Regina is the capital of the province of Saskatchewan. With a population of more than 230,000, it is one of the fastest growing urban centres in Canada. Located in the heart of the prairies, Regina is called the “City on the Horizon.” Named after Britain’s Queen Victoria, Regina is also known as the “Queen City.”

The site where Regina stands today was once a place where buffalo roamed the prairies. The Cree who hunted buffalo in this part of the prairies believed that the buffalo would not leave the bones of dead buffalo. Buffalo would be plentiful and hunting would be good as long as there were dead bones. Thus, the Cree gathered the bones of the buffalo in a large pile.

The site became famous for its large pile of bones, with the Cree calling it oskana kâ-asastêki, meaning “where the bones are piled.” The first Metis settlement was called “Pile O’ Bones.” In 1857, the explorer James Paliser incorrectly heard the Cree word for the area as “Wascana,” which it is still known by today.

Homesteaders took advantage of land grants and settled in this area of what was the Northwest Territories in the late 1800s. Edward Cars, who settled near Wascana Creek in 1881, was the first pioneer in the Regina area. In 1882, six settlers set up camp near present-day Wascana Lake. Another party of eleven people arrived a few days later.

There were several names that were proposed for this new settlement along Wascana Creek. Princess Louise, wife of the Governor General who was the Queen’s representative in Canada, suggested “Regina” in honour of her mother Queen Victoria. The capital of the Northwest Territories was moved from the northern town of Battleford to Regina in 1883, although this was not without controversy. Saskatchewan was declared a province in 1905 and Regina was named its capital in 1906.

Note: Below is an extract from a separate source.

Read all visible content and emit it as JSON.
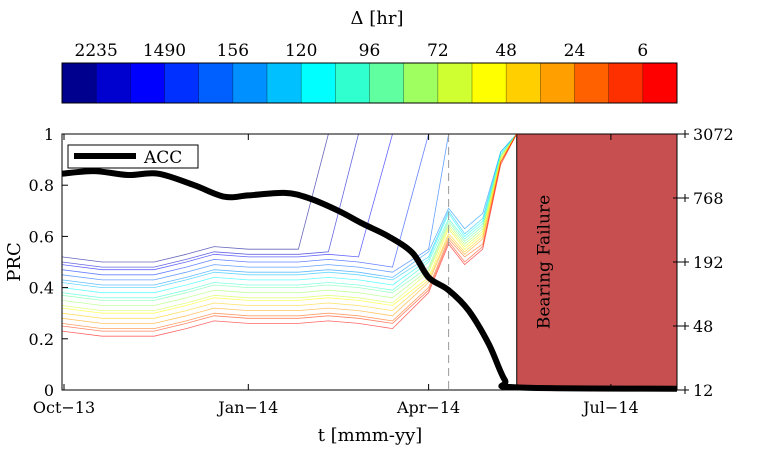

Today, Regina is a rapidly growing city with a vibrant arts and culture community. As the capital of the province of Saskatchewan, it is home to the Saskatchewan Legislature. The Globe Theatre, MacKenzie Art Gallery, New Dance Horizons, Regina Symphony Orchestra, Royal Saskatchewan Museum, and Royal Canadian Mounted Police Heritage Centre are but some of the cultural activities that Regina has to offer visitors. It is home to the University of Regina, Campion College, First Nations University of Canada, and Luther College, as well as Saskatchewan Polytechnic. Also called Riderville, Regina is the home of the Canadian Football League’s beloved Saskatchewan Roughriders.